VNOS interview protocol

The questionnaire has also been adapted by Russell and Weaver (2010) into an interview protocol. Although there are five fixed questions, the interview is intended to be conversational. Therefore, do feel free to ask follow-up questions and to ask for points of clarification, and also to offer prompts if the student requires.

  1. What is an experiment?
  2. Does the development of scientific knowledge require experiments? Please explain.
  3. What is a theory?
  4. After scientists have developed a scientific theory (e.g. atomic theory) does the theory ever change?
  5. Scientists perform experiments and investigations when trying to find answers to the questions they put forth. Do scientists use creativity and imagination during their investigations? Why or why not? If yes, at which stages of investigation?

References

Abd-El-Khalick, F., & Lederman, N. G. (2000). The Infuence of History of Science Courses on Students' Views of Nature of Science. Journal of Research in Science Teaching, 37(10), 1057-1095.
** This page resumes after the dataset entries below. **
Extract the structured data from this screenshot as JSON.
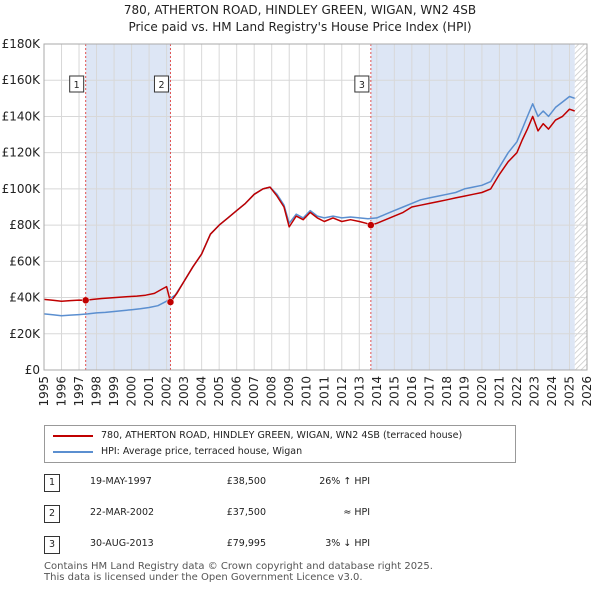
{
  "title_line1": "780, ATHERTON ROAD, HINDLEY GREEN, WIGAN, WN2 4SB",
  "title_line2": "Price paid vs. HM Land Registry's House Price Index (HPI)",
  "colors": {
    "property": "#c00000",
    "hpi": "#5b8fd0",
    "shade": "#dde6f5",
    "grid": "#d8d8d8",
    "vline": "#e05050"
  },
  "chart_data": {
    "type": "line",
    "title": "Price paid vs. HM Land Registry's House Price Index (HPI)",
    "xlabel": "",
    "ylabel": "",
    "xlim": [
      1995,
      2026
    ],
    "ylim": [
      0,
      180000
    ],
    "y_ticks": [
      0,
      20000,
      40000,
      60000,
      80000,
      100000,
      120000,
      140000,
      160000,
      180000
    ],
    "y_tick_labels": [
      "£0",
      "£20K",
      "£40K",
      "£60K",
      "£80K",
      "£100K",
      "£120K",
      "£140K",
      "£160K",
      "£180K"
    ],
    "x_ticks": [
      1995,
      1996,
      1997,
      1998,
      1999,
      2000,
      2001,
      2002,
      2003,
      2004,
      2005,
      2006,
      2007,
      2008,
      2009,
      2010,
      2011,
      2012,
      2013,
      2014,
      2015,
      2016,
      2017,
      2018,
      2019,
      2020,
      2021,
      2022,
      2023,
      2024,
      2025,
      2026
    ],
    "x_tick_labels": [
      "1995",
      "1996",
      "1997",
      "1998",
      "1999",
      "2000",
      "2001",
      "2002",
      "2003",
      "2004",
      "2005",
      "2006",
      "2007",
      "2008",
      "2009",
      "2010",
      "2011",
      "2012",
      "2013",
      "2014",
      "2015",
      "2016",
      "2017",
      "2018",
      "2019",
      "2020",
      "2021",
      "2022",
      "2023",
      "2024",
      "2025",
      "2026"
    ],
    "grid": true,
    "shaded_periods": [
      [
        1997.38,
        2002.22
      ],
      [
        2013.66,
        2025.3
      ]
    ],
    "hatched_from": 2025.3,
    "series": [
      {
        "name": "780, ATHERTON ROAD, HINDLEY GREEN, WIGAN, WN2 4SB (terraced house)",
        "color": "#c00000",
        "x": [
          1995.0,
          1995.5,
          1996.0,
          1996.5,
          1997.0,
          1997.38,
          1997.8,
          1998.3,
          1998.8,
          1999.3,
          1999.8,
          2000.3,
          2000.8,
          2001.3,
          2001.8,
          2002.0,
          2002.22,
          2002.6,
          2003.0,
          2003.5,
          2004.0,
          2004.5,
          2005.0,
          2005.5,
          2006.0,
          2006.5,
          2007.0,
          2007.5,
          2007.9,
          2008.3,
          2008.7,
          2009.0,
          2009.4,
          2009.8,
          2010.2,
          2010.6,
          2011.0,
          2011.5,
          2012.0,
          2012.5,
          2013.0,
          2013.4,
          2013.66,
          2014.0,
          2014.5,
          2015.0,
          2015.5,
          2016.0,
          2016.5,
          2017.0,
          2017.5,
          2018.0,
          2018.5,
          2019.0,
          2019.5,
          2020.0,
          2020.5,
          2021.0,
          2021.5,
          2022.0,
          2022.3,
          2022.6,
          2022.9,
          2023.2,
          2023.5,
          2023.8,
          2024.2,
          2024.6,
          2025.0,
          2025.3
        ],
        "values": [
          39000,
          38500,
          38000,
          38300,
          38600,
          38500,
          39000,
          39500,
          39800,
          40200,
          40500,
          40800,
          41300,
          42300,
          45000,
          46000,
          37500,
          42500,
          49000,
          57000,
          64000,
          75000,
          80000,
          84000,
          88000,
          92000,
          97000,
          100000,
          101000,
          96000,
          90000,
          79000,
          85000,
          83000,
          87000,
          84000,
          82000,
          84000,
          82000,
          83000,
          82000,
          81000,
          79995,
          81000,
          83000,
          85000,
          87000,
          90000,
          91000,
          92000,
          93000,
          94000,
          95000,
          96000,
          97000,
          98000,
          100000,
          108000,
          115000,
          120000,
          127000,
          133000,
          140000,
          132000,
          136000,
          133000,
          138000,
          140000,
          144000,
          143000
        ]
      },
      {
        "name": "HPI: Average price, terraced house, Wigan",
        "color": "#5b8fd0",
        "x": [
          1995.0,
          1995.5,
          1996.0,
          1996.5,
          1997.0,
          1997.5,
          1998.0,
          1998.5,
          1999.0,
          1999.5,
          2000.0,
          2000.5,
          2001.0,
          2001.5,
          2002.0,
          2002.5,
          2003.0,
          2003.5,
          2004.0,
          2004.5,
          2005.0,
          2005.5,
          2006.0,
          2006.5,
          2007.0,
          2007.5,
          2007.9,
          2008.3,
          2008.7,
          2009.0,
          2009.4,
          2009.8,
          2010.2,
          2010.6,
          2011.0,
          2011.5,
          2012.0,
          2012.5,
          2013.0,
          2013.5,
          2014.0,
          2014.5,
          2015.0,
          2015.5,
          2016.0,
          2016.5,
          2017.0,
          2017.5,
          2018.0,
          2018.5,
          2019.0,
          2019.5,
          2020.0,
          2020.5,
          2021.0,
          2021.5,
          2022.0,
          2022.3,
          2022.6,
          2022.9,
          2023.2,
          2023.5,
          2023.8,
          2024.2,
          2024.6,
          2025.0,
          2025.3
        ],
        "values": [
          31000,
          30500,
          30000,
          30300,
          30600,
          31000,
          31500,
          31800,
          32300,
          32800,
          33300,
          33800,
          34500,
          35500,
          38000,
          41500,
          49000,
          57000,
          64000,
          75000,
          80000,
          84000,
          88000,
          92000,
          97000,
          100000,
          101000,
          97000,
          91000,
          81000,
          86000,
          84000,
          88000,
          85000,
          84000,
          85000,
          84000,
          84500,
          84000,
          83500,
          84000,
          86000,
          88000,
          90000,
          92000,
          94000,
          95000,
          96000,
          97000,
          98000,
          100000,
          101000,
          102000,
          104000,
          112000,
          120000,
          126000,
          133000,
          140000,
          147000,
          140000,
          143000,
          140000,
          145000,
          148000,
          151000,
          150000
        ]
      }
    ],
    "sale_markers": [
      {
        "label": "1",
        "x": 1997.38,
        "value": 38500
      },
      {
        "label": "2",
        "x": 2002.22,
        "value": 37500
      },
      {
        "label": "3",
        "x": 2013.66,
        "value": 79995
      }
    ]
  },
  "legend": {
    "property": "780, ATHERTON ROAD, HINDLEY GREEN, WIGAN, WN2 4SB (terraced house)",
    "hpi": "HPI: Average price, terraced house, Wigan"
  },
  "transactions": [
    {
      "num": "1",
      "date": "19-MAY-1997",
      "price": "£38,500",
      "diff": "26% ↑ HPI"
    },
    {
      "num": "2",
      "date": "22-MAR-2002",
      "price": "£37,500",
      "diff": "≈ HPI"
    },
    {
      "num": "3",
      "date": "30-AUG-2013",
      "price": "£79,995",
      "diff": "3% ↓ HPI"
    }
  ],
  "footer": {
    "line1": "Contains HM Land Registry data © Crown copyright and database right 2025.",
    "line2": "This data is licensed under the Open Government Licence v3.0."
  }
}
Lederman, N. G., Abd-El-Khalick, F., Bell, R. L., & Schwartz, R. S. (2002). Views of Nature of Science Questionnaire: Toward Valid and Meaningful Assessment of Learners’ Conceptions of Nature of Science. Journal of Research in Science Teaching, 39(6), 497-521.

Russell, C. B., & Weaver, G. (2008). Student Perceptions of the Purpose and Function of the Laboratory in Science: A Grounded Theory Study. International Journal for the Scholarship of Teaching and Learning, 2(2), 1-14. doi:10.20429/ijsotl.2008.020209

Schwartz, R. S., Lederman, N. G., & Crawford, B. A. (2004). Developing Views of Nature of Science in an Authentic Context: An Explicit Approach to Bridging the Gap Between Nature of Science and Scientific Inquiry. Science Teacher Education, 610-645.